For our final post in our entry door series, we’ll tackle what many homeowners would say is the most important factor that drives any home improvement project: cost. It’s important that when you begin looking for your new entry door, you have an idea of your budget and a realistic view of what options that budget will get you. So, let’s take a look at the factors which will drive the price of your new entry door.

Entry Door Pricing Basics

You can expect to encounter a wide range of prices based on the features you’ll choose for your entry door, but in general, wood doors will be the most costly, both up front and through the life of the door (see our post from last week to get an idea of the maintenance you can expect for each type of door). A steel door, on the other hand, is the most inexpensive option. Fiberglass doors vary in price, but are generally less expensive than wood doors and a bit more costly than steel.

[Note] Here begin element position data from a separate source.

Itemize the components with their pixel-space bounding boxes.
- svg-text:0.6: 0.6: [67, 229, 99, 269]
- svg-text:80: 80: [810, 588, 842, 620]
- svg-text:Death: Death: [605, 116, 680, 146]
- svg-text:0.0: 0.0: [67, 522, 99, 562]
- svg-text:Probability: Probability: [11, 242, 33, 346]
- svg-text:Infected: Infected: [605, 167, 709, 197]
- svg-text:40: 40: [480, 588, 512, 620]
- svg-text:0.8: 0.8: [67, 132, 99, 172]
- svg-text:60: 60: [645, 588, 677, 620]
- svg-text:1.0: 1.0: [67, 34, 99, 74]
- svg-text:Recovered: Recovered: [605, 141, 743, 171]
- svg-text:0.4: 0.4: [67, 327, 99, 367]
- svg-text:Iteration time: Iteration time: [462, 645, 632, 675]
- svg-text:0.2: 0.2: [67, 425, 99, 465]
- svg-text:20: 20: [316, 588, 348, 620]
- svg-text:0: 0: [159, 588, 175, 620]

In terms of total cost, you should expect to pay at least $1500 for a basic complete install of a new door. But Garret Kelly, writing for Angie’s List, notes that entry door installs can average closer to $2000-$5000, depending on the materials and features you select.

Entry Door Features

The features you choose will play a large role in the cost of your new entry door, but one feature, in particular, will drive up expenses much more quickly than others: glass. The addition of glass inserts on the door itself or sidelights or transoms around your door will certainly add beauty and style, but they will add to the price, too. As the folks over at HomeAdvancement.com note, “Due to the range of options available to homeowners, prices range from as low as $1000 to as high as $10,000 depending on the complexity of glass and the different materials used.”

Because glass inserts introduce a potential for your door’s safety to be compromised, companies often offer double- or triple-paned glass. This will increase costs. Additionally, remember that glass inserts can interfere with your door’s energy efficiency, creating a smaller but still significant energy cost over the life of your door.

Entry Door with glass insert, sidelights, and transoms

Entry Door with glass insert, sidelights, and transoms

Entry Door Warranties

When estimating the cost of your new entry door, think beyond the initial cost of the door and installation. While maintenance costs can add up, so can the cost to you as a homeowner if you choose a door with a shorter warranty. We’ve reviewed many of the advantages and drawbacks of different entry door options; warranties are another consideration to add to the list.

As we touched on last week, wood doors are going to carry the shortest warranties. All of the potential for warping, shifting, swelling, and fading added to wood doors’ inherent susceptibility to the elements means that these doors will be out of warranty more quickly than other options.

Fiberglass and steel doors carry longer warranties–some even extend to cover the years you live in the home in addition to the home’s next owner, as well. Be absolutely sure to review the warranties offered by the companies you’re considering, and factor this into your calculations regarding the long-term cost of your door.